Emmi ITÄRANTA
PRESSES DE LA CITÉ
358pp - 20,00 €
Critique parue en juillet 2017 dans Bifrost n° 87
Après Fille de l’eau, un premier roman traduit dans vingt-et-une langues et sélectionné aux prix Philip K. Dick et Arthur C. Clarke, Emmi Itäranta nous revient avec La Cité des méduses, paru en Finlande en 2015 et récipiendaire du City of Tampere Literary Award.

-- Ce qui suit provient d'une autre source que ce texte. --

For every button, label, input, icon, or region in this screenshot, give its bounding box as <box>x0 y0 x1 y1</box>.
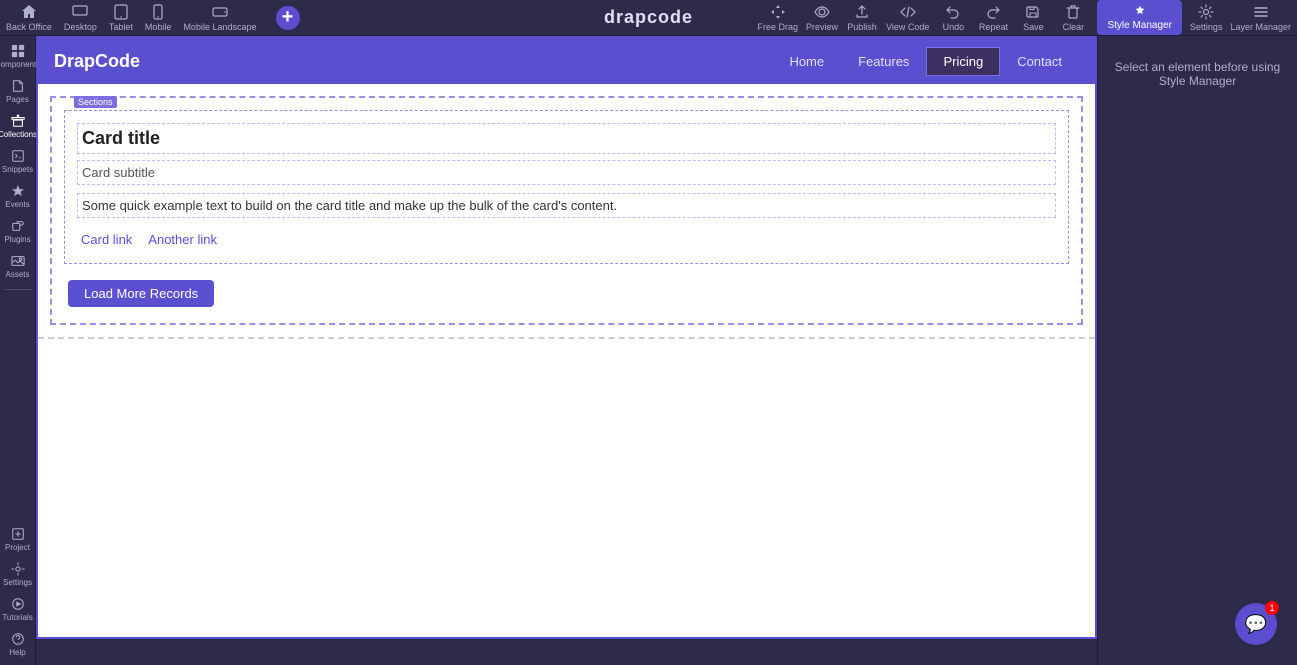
navbar-link-features[interactable]: Features <box>841 47 926 76</box>
sidebar-item-events[interactable]: Events <box>2 180 34 213</box>
landscape-btn[interactable]: Mobile Landscape <box>183 4 256 32</box>
app-title: drapcode <box>604 7 693 28</box>
card-subtitle: Card subtitle <box>77 160 1056 185</box>
load-more-btn[interactable]: Load More Records <box>68 280 214 307</box>
sidebar-item-help[interactable]: Help <box>2 628 34 661</box>
card-wrapper: Card title Card subtitle Some quick exam… <box>64 110 1069 264</box>
toolbar-right: Free Drag Preview Publish View Code Undo… <box>758 0 1291 35</box>
undo-btn[interactable]: Undo <box>937 4 969 32</box>
tablet-btn[interactable]: Tablet <box>109 4 133 32</box>
card-link-1[interactable]: Card link <box>81 232 132 247</box>
preview-frame: DrapCode Home Features Pricing Contact C… <box>36 36 1097 639</box>
mobile-btn[interactable]: Mobile <box>145 4 172 32</box>
save-btn[interactable]: Save <box>1017 4 1049 32</box>
chat-badge: 1 <box>1265 601 1279 615</box>
empty-section <box>38 337 1095 637</box>
view-code-btn[interactable]: View Code <box>886 4 929 32</box>
style-manager-btn[interactable]: Style Manager <box>1097 0 1181 35</box>
publish-btn[interactable]: Publish <box>846 4 878 32</box>
add-element-btn[interactable]: + <box>273 3 303 33</box>
right-panel: Select an element before using Style Man… <box>1097 36 1297 665</box>
navbar-link-pricing[interactable]: Pricing <box>926 47 1000 76</box>
clear-btn[interactable]: Clear <box>1057 4 1089 32</box>
left-sidebar: Components Pages Collections Snippets Ev… <box>0 36 36 665</box>
toolbar-left: Back Office Desktop Tablet Mobile Mobile… <box>6 3 303 33</box>
sidebar-item-pages[interactable]: Pages <box>2 75 34 108</box>
top-toolbar: Back Office Desktop Tablet Mobile Mobile… <box>0 0 1297 36</box>
sidebar-item-tutorials[interactable]: Tutorials <box>2 593 34 626</box>
sidebar-item-collections[interactable]: Collections <box>2 110 34 143</box>
sidebar-item-project[interactable]: Project <box>2 523 34 556</box>
settings-btn[interactable]: Settings <box>1190 4 1223 32</box>
back-office-btn[interactable]: Back Office <box>6 4 52 32</box>
card-link-2[interactable]: Another link <box>148 232 217 247</box>
preview-navbar: DrapCode Home Features Pricing Contact <box>38 38 1095 84</box>
canvas-area: Sections DrapCode Home Features Pricing … <box>36 36 1097 665</box>
desktop-btn[interactable]: Desktop <box>64 4 97 32</box>
card-links: Card link Another link <box>77 228 1056 251</box>
preview-btn[interactable]: Preview <box>806 4 838 32</box>
free-drag-btn[interactable]: Free Drag <box>758 4 799 32</box>
card-title: Card title <box>77 123 1056 154</box>
sidebar-item-snippets[interactable]: Snippets <box>2 145 34 178</box>
sidebar-item-components[interactable]: Components <box>2 40 34 73</box>
navbar-link-contact[interactable]: Contact <box>1000 47 1079 76</box>
repeat-btn[interactable]: Repeat <box>977 4 1009 32</box>
sections-label: Sections <box>74 96 117 108</box>
right-panel-message: Select an element before using Style Man… <box>1108 60 1287 88</box>
sidebar-item-settings[interactable]: Settings <box>2 558 34 591</box>
navbar-brand: DrapCode <box>54 51 140 72</box>
card-text: Some quick example text to build on the … <box>77 193 1056 218</box>
navbar-links: Home Features Pricing Contact <box>772 47 1079 76</box>
sidebar-item-plugins[interactable]: Plugins <box>2 215 34 248</box>
main-area: Components Pages Collections Snippets Ev… <box>0 36 1297 665</box>
sidebar-item-assets[interactable]: Assets <box>2 250 34 283</box>
navbar-link-home[interactable]: Home <box>772 47 841 76</box>
load-more-wrapper: Load More Records <box>64 276 1069 311</box>
content-section: Card title Card subtitle Some quick exam… <box>50 96 1083 325</box>
layer-manager-btn[interactable]: Layer Manager <box>1230 4 1291 32</box>
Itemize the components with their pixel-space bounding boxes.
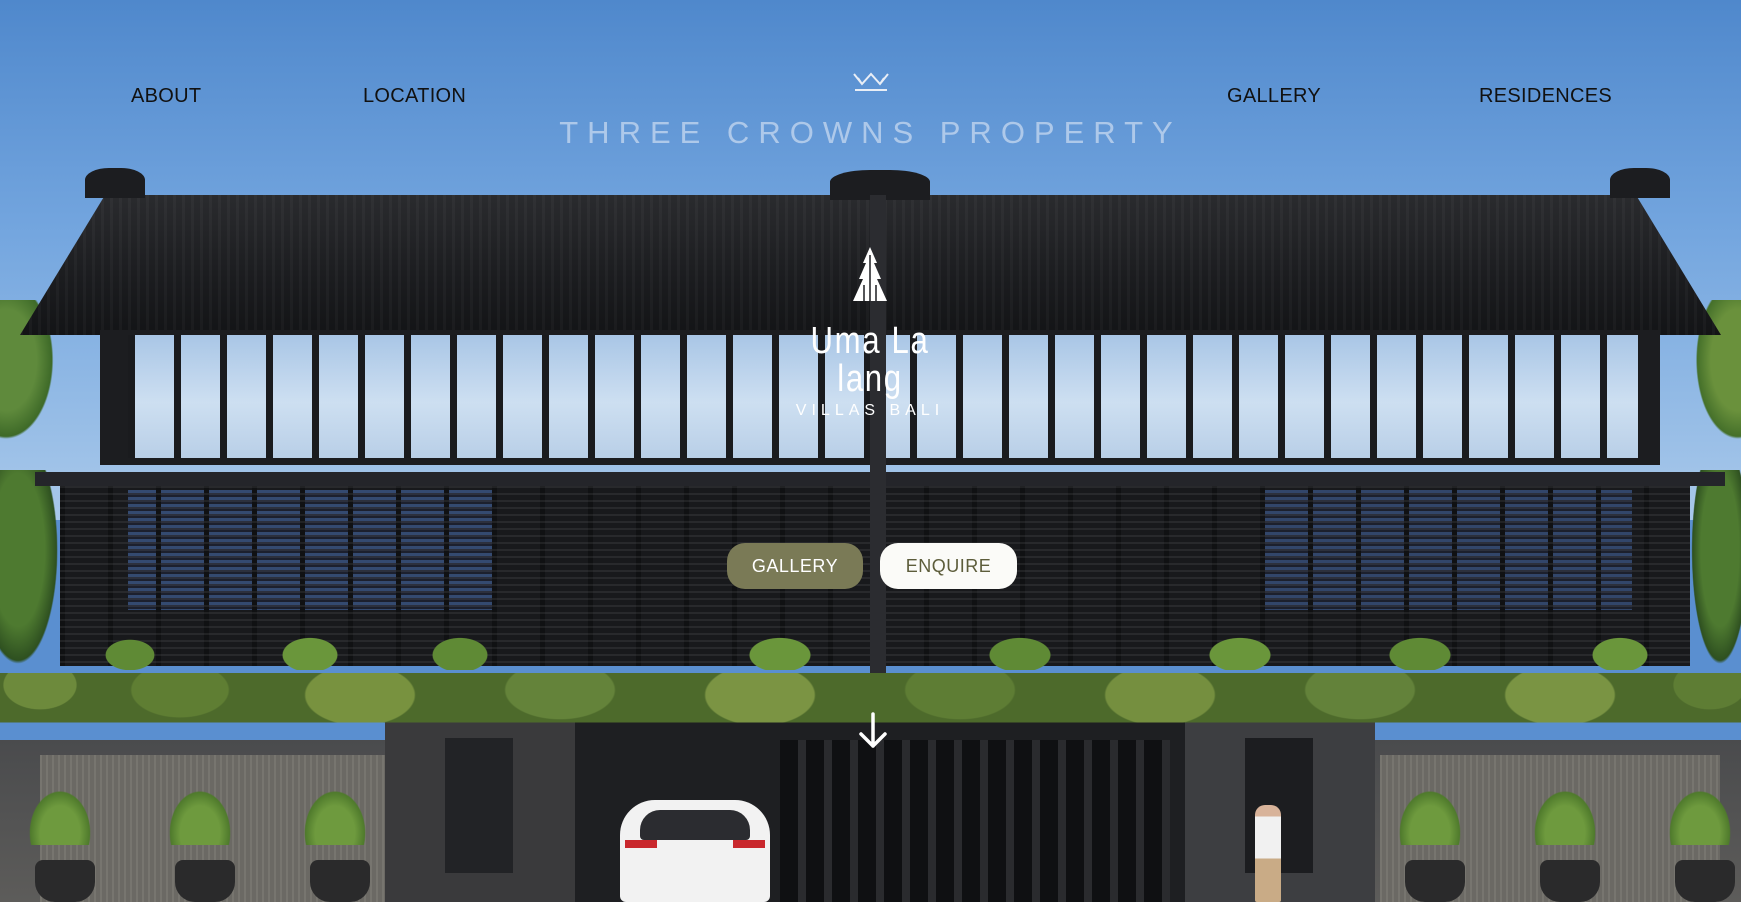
carved-gate <box>780 740 1170 902</box>
potted-plant <box>1395 785 1465 845</box>
plant-pot <box>1405 860 1465 902</box>
potted-plant <box>1665 785 1735 845</box>
gallery-button[interactable]: GALLERY <box>727 543 863 589</box>
crown-icon <box>852 72 889 91</box>
balcony-plants <box>60 610 1690 670</box>
roof-ornament-left <box>85 168 145 198</box>
brand-name: THREE CROWNS PROPERTY <box>559 115 1182 150</box>
villa-name: Uma La lang <box>810 320 930 400</box>
villa-logo: Uma La lang VILLAS BALI <box>770 245 970 420</box>
pagoda-icon <box>853 247 887 301</box>
tree-right <box>1690 470 1741 670</box>
plant-pot <box>35 860 95 902</box>
car-window <box>640 810 750 840</box>
door-left <box>445 738 513 873</box>
brand-logo[interactable]: THREE CROWNS PROPERTY <box>0 70 1741 150</box>
potted-plant <box>25 785 95 845</box>
car-taillight-right <box>733 840 765 848</box>
tree-left <box>0 470 60 670</box>
plant-pot <box>310 860 370 902</box>
roof-ornament-right <box>1610 168 1670 198</box>
villa-subtitle: VILLAS BALI <box>795 402 945 419</box>
car-taillight-left <box>625 840 657 848</box>
plant-pot <box>1675 860 1735 902</box>
enquire-button[interactable]: ENQUIRE <box>880 543 1017 589</box>
arrow-down-icon[interactable] <box>858 712 888 750</box>
plant-pot <box>1540 860 1600 902</box>
potted-plant <box>1530 785 1600 845</box>
potted-plant <box>300 785 370 845</box>
person <box>1255 805 1281 902</box>
plant-pot <box>175 860 235 902</box>
potted-plant <box>165 785 235 845</box>
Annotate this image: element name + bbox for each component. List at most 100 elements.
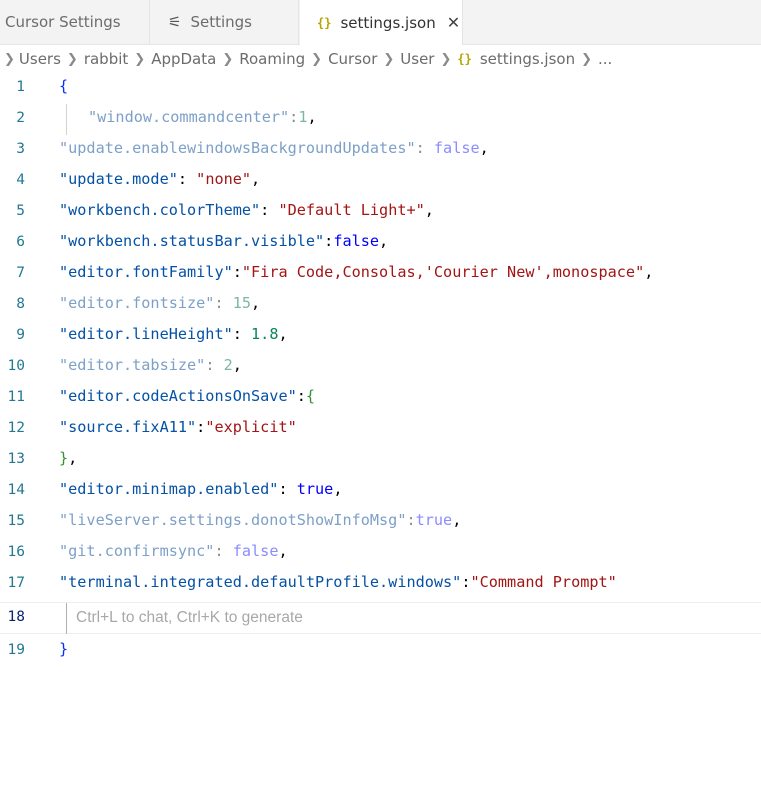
token-value: false: [232, 542, 279, 560]
code-line[interactable]: 8 "editor.fontsize": 15,: [0, 290, 761, 321]
token-value: "Fira Code,Consolas,'Courier New',monosp…: [241, 263, 645, 281]
json-braces-icon: {}: [457, 52, 472, 66]
line-number: 7: [16, 265, 25, 281]
code-text: "workbench.statusBar.visible":false,: [59, 232, 388, 250]
line-number: 4: [16, 172, 25, 188]
code-line[interactable]: 16 "git.confirmsync": false,: [0, 538, 761, 569]
token-punctuation: ,: [307, 108, 317, 126]
code-text: "window.commandcenter":1,: [88, 108, 317, 126]
token-key: "git.confirmsync": [59, 542, 215, 560]
indent-guide: [66, 603, 67, 634]
token-value: true: [296, 480, 334, 498]
close-icon[interactable]: ✕: [447, 13, 460, 32]
line-number: 14: [7, 482, 25, 498]
line-number: 15: [7, 513, 25, 529]
token-key: "editor.codeActionsOnSave": [59, 387, 297, 405]
breadcrumb-item[interactable]: Cursor: [328, 50, 377, 68]
token-value: false: [433, 139, 480, 157]
token-punctuation: :: [289, 108, 299, 126]
code-line[interactable]: 2 "window.commandcenter":1,: [0, 104, 761, 135]
line-number: 8: [16, 296, 25, 312]
token-key: "window.commandcenter": [88, 108, 290, 126]
token-key: "workbench.colorTheme": [59, 201, 261, 219]
line-number: 1: [16, 79, 25, 95]
token-punctuation: ,: [479, 139, 489, 157]
code-text: "git.confirmsync": false,: [59, 542, 288, 560]
breadcrumb-item[interactable]: User: [400, 50, 434, 68]
breadcrumb-item[interactable]: Roaming: [239, 50, 305, 68]
code-line[interactable]: 13 },: [0, 445, 761, 476]
token-key: "editor.minimap.enabled": [59, 480, 279, 498]
token-key: "update.enablewindowsBackgroundUpdates": [59, 139, 416, 157]
breadcrumb-item[interactable]: ...: [598, 50, 612, 68]
code-text: "terminal.integrated.defaultProfile.wind…: [59, 573, 617, 591]
line-number: 9: [16, 327, 25, 343]
tab-settings-json[interactable]: {} settings.json ✕: [300, 0, 463, 45]
code-text: },: [59, 449, 77, 467]
tab-label: Cursor Settings: [5, 13, 121, 31]
code-text: "editor.fontFamily":"Fira Code,Consolas,…: [59, 263, 653, 281]
code-line[interactable]: 1 {: [0, 73, 761, 104]
code-line[interactable]: 5 "workbench.colorTheme": "Default Light…: [0, 197, 761, 228]
code-text: "editor.minimap.enabled": true,: [59, 480, 342, 498]
chevron-right-icon: ❯: [222, 51, 234, 67]
token-brace: {: [305, 387, 316, 405]
code-line[interactable]: 19 }: [0, 636, 761, 667]
code-line[interactable]: 9 "editor.lineHeight": 1.8,: [0, 321, 761, 352]
token-punctuation: ,: [232, 356, 242, 374]
token-punctuation: :: [324, 232, 334, 250]
tab-cursor-settings[interactable]: Cursor Settings: [0, 0, 150, 44]
code-line[interactable]: 17 "terminal.integrated.defaultProfile.w…: [0, 569, 761, 600]
inline-chat-hint: Ctrl+L to chat, Ctrl+K to generate: [76, 609, 303, 626]
code-line[interactable]: 11 "editor.codeActionsOnSave":{: [0, 383, 761, 414]
line-number: 16: [7, 544, 25, 560]
code-line[interactable]: 3 "update.enablewindowsBackgroundUpdates…: [0, 135, 761, 166]
breadcrumb-item[interactable]: Users: [19, 50, 61, 68]
chevron-right-icon: ❯: [440, 51, 452, 67]
token-punctuation: ,: [644, 263, 654, 281]
current-line[interactable]: 18 Ctrl+L to chat, Ctrl+K to generate: [0, 602, 761, 634]
token-value: "explicit": [205, 418, 297, 436]
token-punctuation: :: [415, 139, 434, 157]
token-punctuation: :: [214, 542, 233, 560]
line-number: 6: [16, 234, 25, 250]
token-punctuation: :: [260, 201, 279, 219]
code-line[interactable]: 6 "workbench.statusBar.visible":false,: [0, 228, 761, 259]
code-text: "workbench.colorTheme": "Default Light+"…: [59, 201, 434, 219]
breadcrumb-item[interactable]: AppData: [151, 50, 216, 68]
code-text: "liveServer.settings.donotShowInfoMsg":t…: [59, 511, 461, 529]
code-line[interactable]: 15 "liveServer.settings.donotShowInfoMsg…: [0, 507, 761, 538]
token-key: "source.fixA11": [59, 418, 197, 436]
code-line[interactable]: 7 "editor.fontFamily":"Fira Code,Consola…: [0, 259, 761, 290]
token-punctuation: ,: [68, 449, 78, 467]
line-number: 10: [7, 358, 25, 374]
tab-settings[interactable]: ⚟ Settings: [151, 0, 299, 44]
line-number: 2: [16, 110, 25, 126]
breadcrumb-item[interactable]: settings.json: [480, 50, 575, 68]
token-punctuation: ,: [278, 325, 288, 343]
token-value: false: [333, 232, 380, 250]
chevron-right-icon: ❯: [134, 51, 146, 67]
code-line[interactable]: 12 "source.fixA11":"explicit": [0, 414, 761, 445]
token-value: 1.8: [251, 325, 279, 343]
token-punctuation: :: [177, 170, 197, 188]
sliders-icon: ⚟: [168, 13, 182, 31]
token-punctuation: :: [196, 418, 206, 436]
token-value: 15: [232, 294, 252, 312]
token-key: "update.mode": [59, 170, 178, 188]
token-value: "Command Prompt": [470, 573, 617, 591]
token-value: 2: [223, 356, 233, 374]
token-punctuation: :: [205, 356, 224, 374]
token-punctuation: ,: [452, 511, 462, 529]
code-line[interactable]: 10 "editor.tabsize": 2,: [0, 352, 761, 383]
breadcrumb-item[interactable]: rabbit: [84, 50, 128, 68]
code-text: "editor.lineHeight": 1.8,: [59, 325, 288, 343]
code-text: "editor.tabsize": 2,: [59, 356, 242, 374]
code-text: "update.enablewindowsBackgroundUpdates":…: [59, 139, 489, 157]
token-punctuation: :: [232, 325, 252, 343]
chevron-right-icon: ❯: [383, 51, 395, 67]
code-line[interactable]: 14 "editor.minimap.enabled": true,: [0, 476, 761, 507]
code-line[interactable]: 4 "update.mode": "none",: [0, 166, 761, 197]
token-punctuation: :: [406, 511, 416, 529]
chevron-right-icon: ❯: [581, 51, 593, 67]
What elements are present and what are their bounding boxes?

La traduction du titre finnois, qui évoque une ville aux ruelles tissées, ne rend pas justice au contenu de ce roman de science-fiction. Les méduses y jouent un rôle anecdotique tandis que des toiles suspendues, tissées, détissées et retissées, reconfigurent en permanence le visage de la ville. Eliana est une de ces tisseuses, vivant et travaillant au palais des Toiles. Son frère, copiste, a rejoint le palais des Mots. Si, de prime abord, le décor paraît enchanteur – tout comme à Venise, des gondoles permettent de se déplacer sur les canaux, les édifices de pierre impressionnent par leur prestance et leur résistance aux assauts du temps, les palais manquent de faste et leurs habitants y vivent d’un dur labeur et dans la frugalité. La cité elle-même a perdu de sa superbe. Enclose dans une île menacée par des inondations de plus en plus fréquentes, ses grèves sont envahies par des algues toxiques et ses méduses aux propriétés thérapeutiques se retrouvent décimées par une étrange maladie. La société est une théocratie où l’on révère la Fileuse, un arachnide géant présent bien avant l’arrivée de l’homme. Dirigée par un Conseil tout aussi puissant qu’invisible, elle s’organise en castes et métiers pour que chacun trouve sa place et y reste. La police, redoutable d’efficacité, chasse sans scrupules les Songeurs, ces hommes et femmes capables de rêver. Dangereux car porteurs de la contagieuse peste onirique, ils sont envoyés au palais des Impurs et condamnés aux travaux forcés. Eliana dissimule sa capacité à rêver tout comme elle cache son éducation passée. Lecture et écriture sont réservées aux sages et aux puissants. Le savoir et sa diffusion font l’objet d’un contrôle strict du Conseil. Cette double transgression pourrait l’envoyer en enfer. L’arrivée de Valeria au palais des Toiles, après l’accident qui a coûté la vie à ses parents et une agression qui l’a définitivement mutilée, bouleverse la vie d’Eliana. Analphabète, Valeria ne dispose d’aucun moyen de communication depuis que ses agresseurs lui ont coupé la langue. Le prénom d’Eliana, tatoué à l’encre invisible sur la paume de la main de Valeria, marque le début d’une amitié qui les conduira à bousculer l’ordre établi de la Cité.
Emmi Itäranta emprunte aux codes de la fantasy pour produire un roman dystopique de bonne facture. Elle distille ses révélations au compte-goutte autour d’un personnage principal réussi. Le rythme, délibérément lent, se prête à l’ambiance onirique et poétique du texte. Il est contrebalancé par une narration au présent qui insuffle énergie et vivacité à un roman qui vaut qu’on s’y arrête.